A race condition vulnerability has been identified in the Linux kernel's IOMMUFD (Input/Output Memory Management Unit File Descriptor) handling. Specifically, the IOMMUFD_DESTROY operation incorrectly increments the reference count of an object without proper synchronization, leading to potential spurious failures. This issue arises because the reference count elevation is not protected by the necessary write semaphore, allowing IOMMUFD_DESTROY to be raced with other operations that could disrupt the expected behavior. The vulnerability affects the Linux kernel stable tree, particularly in version 6.3.0-rc1-syzkaller, as reported by the syzbot fuzzing tool.

Impact

Exploitation of this vulnerability can cause a race condition that leads to incorrect reference counting, potentially allowing for use-after-free scenarios or other memory management errors.

Reproduction

The vulnerability can be reproduced by invoking the IOMMUFD_DESTROY operation, which will unintentionally increase the reference count of the associated object.
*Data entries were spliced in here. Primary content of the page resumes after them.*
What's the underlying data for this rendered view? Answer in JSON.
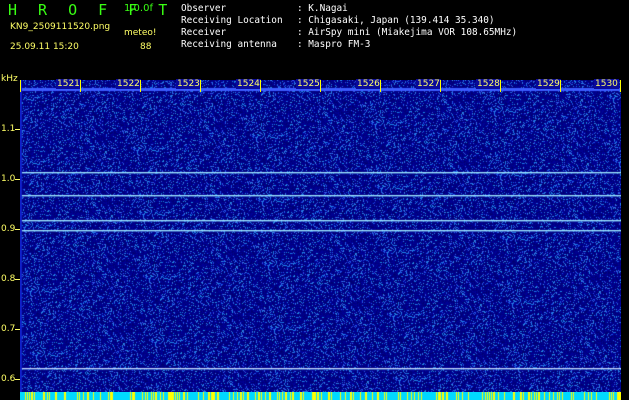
{
  "header": {
    "app_name": "H R O F F T",
    "version": "1.0.0f",
    "file_name": "KN9_2509111520.png",
    "mode": "meteo!",
    "datetime": "25.09.11 15:20",
    "count": "88",
    "info_rows": [
      {
        "label": "Observer",
        "value": ": K.Nagai"
      },
      {
        "label": "Receiving Location",
        "value": ": Chigasaki, Japan (139.414 35.340)"
      },
      {
        "label": "Receiver",
        "value": ": AirSpy mini (Miakejima VOR 108.65MHz)"
      },
      {
        "label": "Receiving antenna",
        "value": ": Maspro FM-3"
      }
    ]
  },
  "axis": {
    "y_unit": "kHz",
    "y_ticks": [
      "1.1",
      "1.0",
      "0.9",
      "0.8",
      "0.7",
      "0.6"
    ],
    "time_ticks": [
      "1521",
      "1522",
      "1523",
      "1524",
      "1525",
      "1526",
      "1527",
      "1528",
      "1529",
      "1530"
    ]
  },
  "spectrogram": {
    "background_color": "#00007a",
    "noise_color": "#2040ff",
    "carrier_lines_khz": [
      1.014,
      0.968,
      0.918,
      0.898,
      0.622
    ],
    "y_range_khz": [
      0.6,
      1.15
    ]
  }
}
This can be done through the IOMMUFD file operations interface, specifically by issuing an ioctl command that triggers the destruction of an IOMMUFD object. The race condition can be observed when this operation is executed concurrently with other IOMMUFD operations that interact with the same object, such as creating or accessing IOMMUFD resources.

Remediation

Users can upgrade to the latest stable version of the Linux kernel, where this vulnerability has been addressed. Instructions for downloading the patched version are available on the official Linux kernel website.